家事ー瀋陽日記

 家事を誰が分担するのかということは、日本人にとってもなかなか難しい問題で、僕なんかには、余り語る資格はない。若いときから「思想は革新的だが、体質は保守的」と妻から断言されているのだから、余り偉そうなことは言えない。僕の生活態度、特に家事に対する意識は決して褒められたものではない。
 とは言え、中国での単身生活も長くなると、料理や洗濯、掃除(よくやって週に1度)などは一応こなすようになった。時々、様子を見に来てくれる妻の目から見ると、「洗濯も掃除もなっていない」ようなのだが、本人がそれで良いのならしようがないとあきらめ顔である。
 自分のことはこれまでにして、生徒の家庭ではどうなのだろうとアンケートしてみた。
 分母は少し減って、38人である。うちの学校のような私立学校に子どもを進学させ、大部分の卒業生が(約7割)が国外の大学に進学するような経済的な基盤がある家庭のことであるから、これを以て中国の現状だなどとは微塵も思わないが、一部分の都市生活者の生活意識としては参考になるかも知れない。
 さて、料理は誰が作るのか。
 母:39.4% 父:21.1% 祖父母:5.3% 両親:28.9% 家政婦:5.3% という結果になった。日本に比べて、父の比率がかなり高い。これまでにも、料理はお父さんの方が上手だと言っている生徒に何人も出会ってきた。
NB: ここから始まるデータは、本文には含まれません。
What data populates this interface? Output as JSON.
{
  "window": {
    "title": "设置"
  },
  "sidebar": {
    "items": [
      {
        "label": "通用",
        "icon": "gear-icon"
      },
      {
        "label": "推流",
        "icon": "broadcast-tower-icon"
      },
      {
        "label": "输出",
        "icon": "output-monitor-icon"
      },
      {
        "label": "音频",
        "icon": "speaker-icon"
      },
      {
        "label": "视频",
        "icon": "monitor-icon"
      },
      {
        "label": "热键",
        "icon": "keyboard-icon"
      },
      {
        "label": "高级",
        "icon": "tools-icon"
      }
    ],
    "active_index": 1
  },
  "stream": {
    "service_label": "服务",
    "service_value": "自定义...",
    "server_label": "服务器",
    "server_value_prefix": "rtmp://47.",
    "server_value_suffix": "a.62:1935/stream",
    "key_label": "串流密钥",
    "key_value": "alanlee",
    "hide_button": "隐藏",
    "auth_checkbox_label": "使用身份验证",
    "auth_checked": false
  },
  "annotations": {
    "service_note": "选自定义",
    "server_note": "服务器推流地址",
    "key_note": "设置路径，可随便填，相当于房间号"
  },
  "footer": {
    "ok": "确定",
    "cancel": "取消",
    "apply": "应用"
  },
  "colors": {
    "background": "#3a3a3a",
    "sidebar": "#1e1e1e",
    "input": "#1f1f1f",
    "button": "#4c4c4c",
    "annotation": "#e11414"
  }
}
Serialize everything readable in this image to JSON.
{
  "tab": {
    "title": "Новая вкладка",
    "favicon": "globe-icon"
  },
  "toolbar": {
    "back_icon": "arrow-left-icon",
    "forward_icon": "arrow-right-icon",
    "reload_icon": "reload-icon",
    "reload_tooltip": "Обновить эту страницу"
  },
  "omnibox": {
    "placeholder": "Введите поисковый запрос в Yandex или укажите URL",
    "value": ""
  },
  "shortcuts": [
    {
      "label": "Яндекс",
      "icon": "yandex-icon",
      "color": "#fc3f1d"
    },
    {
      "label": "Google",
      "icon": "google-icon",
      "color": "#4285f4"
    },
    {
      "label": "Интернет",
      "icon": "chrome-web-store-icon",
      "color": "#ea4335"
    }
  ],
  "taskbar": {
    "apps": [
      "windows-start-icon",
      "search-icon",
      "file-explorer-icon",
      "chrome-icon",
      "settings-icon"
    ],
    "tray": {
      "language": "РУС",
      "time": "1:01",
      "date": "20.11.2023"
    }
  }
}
また、両親となっているのは、ほとんど、早く家に帰った方が料理を作るというのは、暗黙の了解になっている家庭が多いからか。更に、家政婦がするという回答にも驚かされた。勿論、クラスメイトからは一斉に「お金持ち」と冷やかされていたが。上海などで盛んな、英語のできるフィリピン人家政婦などがこれからますます増えると予想できる。このデータから伺えるのは、まず、両親ともに仕事を持っていることである。以前に聞いたのでは、母が専業主婦だという家庭は一人だけだったように記憶している。当然、日本のように、「寿退社」だの「育児退社」などはない。では肝心の育児はというと、これは決まってどちらかの(もしくは両方の)祖父母の仕事になる。出産後、小学校入学までの育児は、90%以上が祖父母が行っている。生徒の父母よりも10才ぐらい若い世代では、両親が育てるという傾向も見え始めているが、まだ大勢ではない。
 そして、現在(子どもが寄宿舎生活をする)の家事分担は次のようになった。家事には料理以外の掃除、洗濯、教育(育児)を含めている。
 母:36.8% 父:5.3% 祖父母0% 両親:52.6% 家政婦:5.3%
 父の分担がかなり減って、両親が半数を超えるようになっている。
 中国は両性協同の社会のようだ。自分の家庭と比べて、どう言えばいいのだろうか。